Voici un petit compte-rendu du dispositif Parenthèses en place au collège Renoir de Bourges, présenté dans le cadre des journées de l’innovation 2013 auxquelles nous avons assisté.

Présentation du collège : il accueille 710 élèves dans un quartier jusque là très favorisé du sud de Bourges. La construction massive de logements sociaux mène le chef d’établissement à anticiper le changement de recrutement.

Préparation du dispositif : le recrutement des élèves est modifié considérablement pour éviter la stigmatisation : ouverture d’une classe ULIS et d’une classe passerelle (loi 2005) pour les handicapés lourds en plus de la classe SEGPA déjà présente. L’équipe accepte les élèves totalement déscolarisés d’autres établissements.

Fonctionnement du dispositif : il s’intègre dans le projet global d’établissement : environ 70 projets sont organisés chaque année avec plus d’une centaine d’intervenants extérieurs, 200 licenciés en sports, 12 options…

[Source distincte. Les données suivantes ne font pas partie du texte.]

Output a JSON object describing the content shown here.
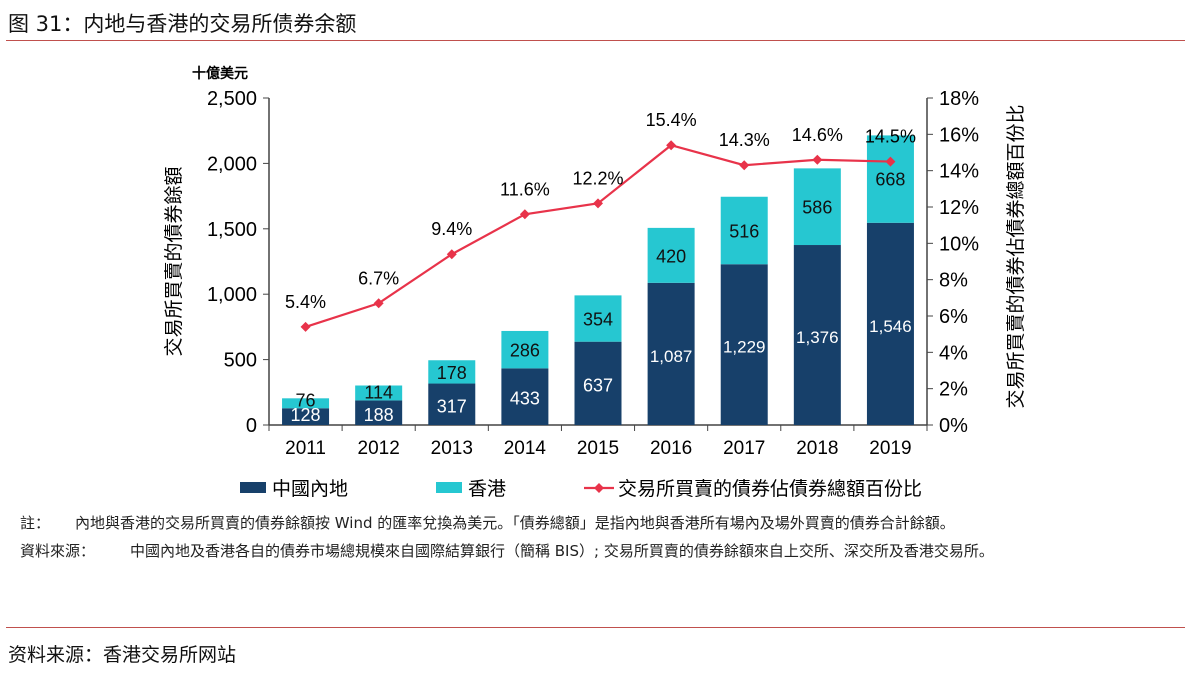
{
  "title": "图 31：内地与香港的交易所债券余额",
  "chart_data": {
    "type": "bar",
    "stacked": true,
    "unit_label": "十億美元",
    "ylabel": "交易所買賣的債券餘額",
    "y2label": "交易所買賣的債券佔債券總額百份比",
    "categories": [
      "2011",
      "2012",
      "2013",
      "2014",
      "2015",
      "2016",
      "2017",
      "2018",
      "2019"
    ],
    "ylim": [
      0,
      2500
    ],
    "yticks": [
      0,
      500,
      1000,
      1500,
      2000,
      2500
    ],
    "ytick_labels": [
      "0",
      "500",
      "1,000",
      "1,500",
      "2,000",
      "2,500"
    ],
    "y2lim": [
      0,
      18
    ],
    "y2ticks": [
      0,
      2,
      4,
      6,
      8,
      10,
      12,
      14,
      16,
      18
    ],
    "y2tick_labels": [
      "0%",
      "2%",
      "4%",
      "6%",
      "8%",
      "10%",
      "12%",
      "14%",
      "16%",
      "18%"
    ],
    "series": [
      {
        "name": "中國內地",
        "type": "bar",
        "color": "#17406a",
        "values": [
          128,
          188,
          317,
          433,
          637,
          1087,
          1229,
          1376,
          1546
        ],
        "labels": [
          "128",
          "188",
          "317",
          "433",
          "637",
          "1,087",
          "1,229",
          "1,376",
          "1,546"
        ]
      },
      {
        "name": "香港",
        "type": "bar",
        "color": "#26c7d1",
        "values": [
          76,
          114,
          178,
          286,
          354,
          420,
          516,
          586,
          668
        ],
        "labels": [
          "76",
          "114",
          "178",
          "286",
          "354",
          "420",
          "516",
          "586",
          "668"
        ]
      },
      {
        "name": "交易所買賣的債券佔債券總額百份比",
        "type": "line",
        "axis": "right",
        "color": "#e8334a",
        "values": [
          5.4,
          6.7,
          9.4,
          11.6,
          12.2,
          15.4,
          14.3,
          14.6,
          14.5
        ],
        "labels": [
          "5.4%",
          "6.7%",
          "9.4%",
          "11.6%",
          "12.2%",
          "15.4%",
          "14.3%",
          "14.6%",
          "14.5%"
        ]
      }
    ],
    "legend_position": "bottom",
    "grid": false
  },
  "notes": [
    {
      "label": "註：",
      "text": "內地與香港的交易所買賣的債券餘額按 Wind 的匯率兌換為美元。「債券總額」是指內地與香港所有場內及場外買賣的債券合計餘額。"
    },
    {
      "label": "資料來源：",
      "text": "中國內地及香港各自的債券市場總規模來自國際結算銀行（簡稱 BIS）; 交易所買賣的債券餘額來自上交所、深交所及香港交易所。"
    }
  ],
  "source": "资料来源：香港交易所网站"
}
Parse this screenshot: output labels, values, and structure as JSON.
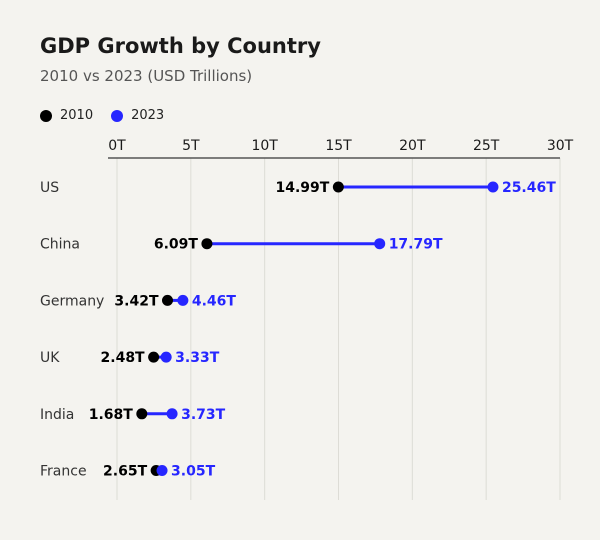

Un diagnostic est fait avec les professeurs principaux à chaque fin d’année de tous les élèves (sauf les 3e). Ils travaillent sur les indicateurs de décrochage pour intervenir en amont. Les élèves peuvent être classés en pré-prédécrochage, en prédécrochage ou en décrochage selon les cas. Ils sont ensuite suivis par l’équipe Parenthèses (l’assistant pédagogique, assistante sociale, l’infirmière, le COP, CPE, la direction, le directeur de la SEGPA…) toutes les trois semaines pour évaluer le classement des élèves.

Le scolaire n’est pas l’axe majeur du dispositif : les élèves font l’objet d’un parcours « cousu-main » pour chaque type : projets autour de l’entreprise, de l’art, travail avec des éducateurs, des artistes, les maisons de quartier, les associations… Il s’agit par une pédagogie du détour de faire découvrir aux élèves (et à leurs parents !) qu’ils ont des compétences qu’ils ignorent et que les professeurs peuvent ensuite utiliser en cours. On s’appuie sur les passions et les intérêts des élèves, sans leur imposer tel ou tel projet.

La stigmatisation est évitée car tous les élèves participent à des projets, il n’y a pas d’emploi du temps modifié pour les élèves en décrochage mis à part les sorties liées au projet. C’est une éducation résolument inclusive.